13 décembre 2006

Luke Haines a l'étoffe des champions


De gauche à droite : Nobby Stiles, George Best & Bobby Charlton.

Luke Haines - All The English Devils (MP3)

Luke Haines, c'est un peu l'instit' de la pop anglaise : on l'imagine bien, une blouse grise sur les épaules, en train de taper à coups de règle sur les mains des musiciens moins méritants (Damon Albarn ou les frères Gallagher, par exemple). C'est aussi le snob de la pop anglaise, féru de références aussi pointues que la Nouvelle Vague (le premier album de The Auteurs, New wave).

Et, pourtant, maintenant, Luke Haines écrit des chansons sur le foot. Sur Off My Rocker At The Art School Bop, premier album sous son nom seul, propulsé par un single discoïde et un clip ironique, il rend ainsi hommage à Leeds United, le club de son enfance. Cela fait bizarre, un peu comme d'imaginer son prof de maths dans le Kop Boulogne. Mais ce Leeds United est pourtant du pur Haines, assez classieux et accessible dans la forme (entre crooning et hymne pour le kop d'Ellan Road), acide et pervers dans le fond ("Leeds United/Leeds United/It's a 13-0 defeat on the front page of the Post").

Comme s'il voulait qu'on puisse passer son disque dans les pubs le samedi après-midi, Haines a même semé d'autres références au ballon rond. Here's To Old England cite ainsi George Best et s'ouvre sur un "God bless football, hooligans & 1966" qui rappelle le Village Green Preservation Society des Kinks.
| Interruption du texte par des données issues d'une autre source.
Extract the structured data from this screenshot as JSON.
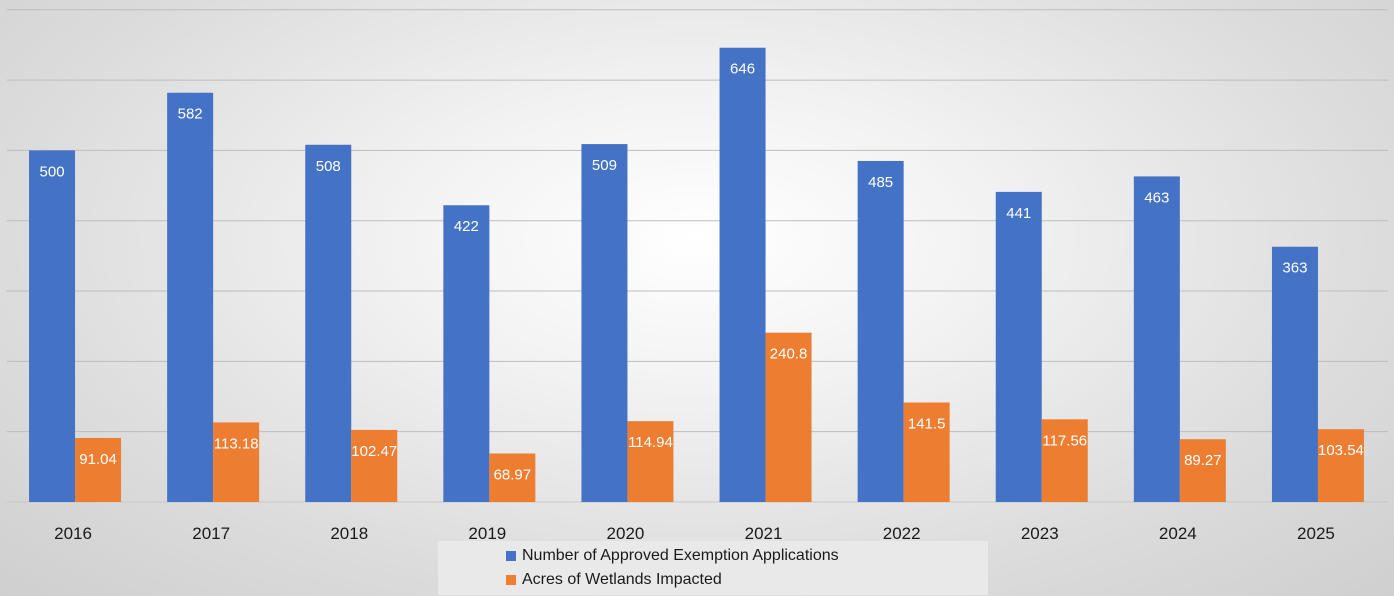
{
  "chart_data": {
    "type": "bar",
    "title": "",
    "xlabel": "",
    "ylabel": "",
    "categories": [
      "2016",
      "2017",
      "2018",
      "2019",
      "2020",
      "2021",
      "2022",
      "2023",
      "2024",
      "2025"
    ],
    "series": [
      {
        "name": "Number of Approved Exemption Applications",
        "color": "#4472C4",
        "values": [
          500,
          582,
          508,
          422,
          509,
          646,
          485,
          441,
          463,
          363
        ],
        "labels": [
          "500",
          "582",
          "508",
          "422",
          "509",
          "646",
          "485",
          "441",
          "463",
          "363"
        ]
      },
      {
        "name": "Acres of Wetlands Impacted",
        "color": "#ED7D31",
        "values": [
          91.04,
          113.18,
          102.47,
          68.97,
          114.94,
          240.8,
          141.5,
          117.56,
          89.27,
          103.54
        ],
        "labels": [
          "91.04",
          "113.18",
          "102.47",
          "68.97",
          "114.94",
          "240.8",
          "141.5",
          "117.56",
          "89.27",
          "103.54"
        ]
      }
    ],
    "ylim": [
      0,
      700
    ],
    "grid": true,
    "legend_position": "bottom"
  }
}
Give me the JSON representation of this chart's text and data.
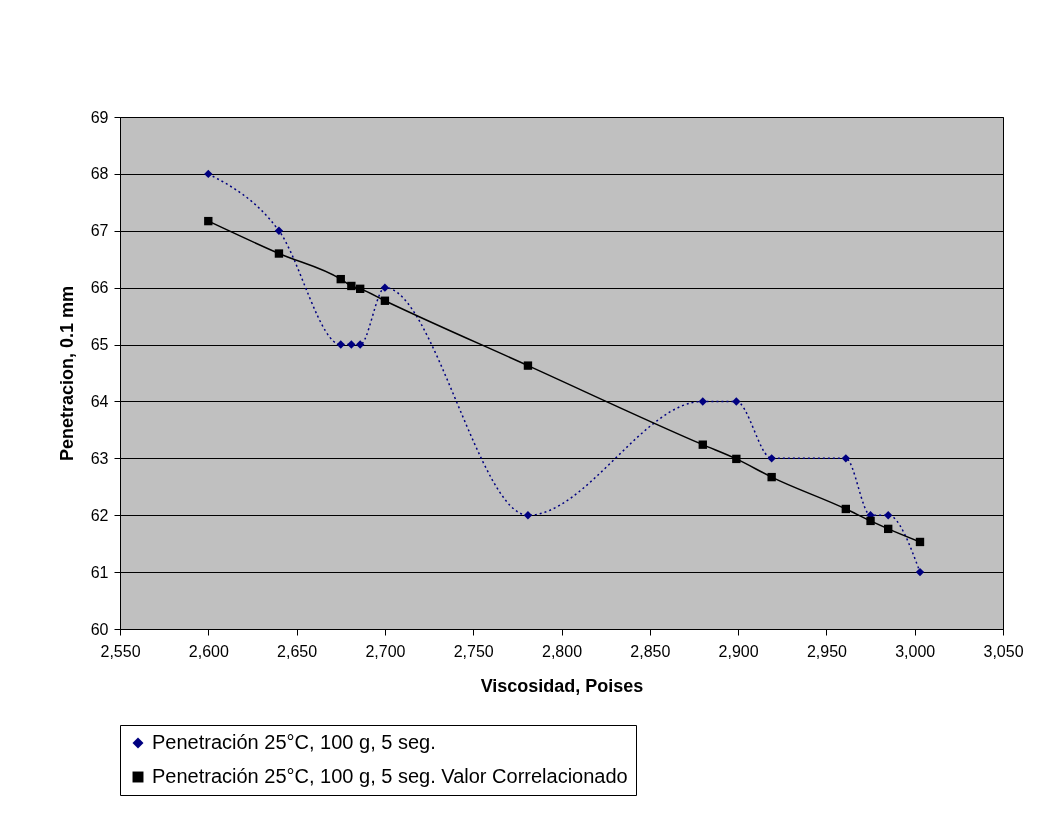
{
  "chart_data": {
    "type": "line",
    "xlabel": "Viscosidad, Poises",
    "ylabel": "Penetracion, 0.1 mm",
    "xlim": [
      2550,
      3050
    ],
    "xticks": [
      {
        "value": 2550,
        "label": "2,550"
      },
      {
        "value": 2600,
        "label": "2,600"
      },
      {
        "value": 2650,
        "label": "2,650"
      },
      {
        "value": 2700,
        "label": "2,700"
      },
      {
        "value": 2750,
        "label": "2,750"
      },
      {
        "value": 2800,
        "label": "2,800"
      },
      {
        "value": 2850,
        "label": "2,850"
      },
      {
        "value": 2900,
        "label": "2,900"
      },
      {
        "value": 2950,
        "label": "2,950"
      },
      {
        "value": 3000,
        "label": "3,000"
      },
      {
        "value": 3050,
        "label": "3,050"
      }
    ],
    "ylim": [
      60,
      69
    ],
    "yticks": [
      60,
      61,
      62,
      63,
      64,
      65,
      66,
      67,
      68,
      69
    ],
    "grid": "y",
    "legend": "bottom",
    "series": [
      {
        "name": "Penetración 25°C, 100 g, 5 seg.",
        "color": "#000080",
        "marker": "diamond",
        "line_style": "dotted",
        "x": [
          2600,
          2640,
          2675,
          2681,
          2686,
          2700,
          2781,
          2880,
          2899,
          2919,
          2961,
          2975,
          2985,
          3003
        ],
        "values": [
          68,
          67,
          65,
          65,
          65,
          66,
          62,
          64,
          64,
          63,
          63,
          62,
          62,
          61
        ]
      },
      {
        "name": "Penetración 25°C, 100 g, 5 seg. Valor Correlacionado",
        "color": "#000000",
        "marker": "square",
        "line_style": "solid",
        "x": [
          2600,
          2640,
          2675,
          2681,
          2686,
          2700,
          2781,
          2880,
          2899,
          2919,
          2961,
          2975,
          2985,
          3003
        ],
        "values": [
          67.17,
          66.6,
          66.15,
          66.03,
          65.98,
          65.77,
          64.63,
          63.24,
          62.99,
          62.67,
          62.11,
          61.9,
          61.76,
          61.53
        ]
      }
    ]
  }
}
Le magnifique All The English Devils (la plus belle chanson de l'album) mentionne lui Nobby Stiles, le rugueux défenseur des champions du monde 1966. Et conclut surtout un couplet par "Your boys took one hell of a beating", formule culte Outre-Manche (un peu comme le "Tout à fait Thierry" français, mais en cent fois plus classe) depuis le délire nationaliste hilarant d'un commentateur norvégien (écoutable ici et visible au début de cette vidéo).

Bref, beaucoup de références footballistiques, aucune postérieure à 1981. Beaucoup de nostalgie, pas mal de perversité. Luke Haines est comme Ray Davies, dont il atteint plusieurs fois le niveau d'excellence ici : il aime à dire que c'était mieux avant, mais est trop fin pour ne pas savoir qu'il n'en était rien.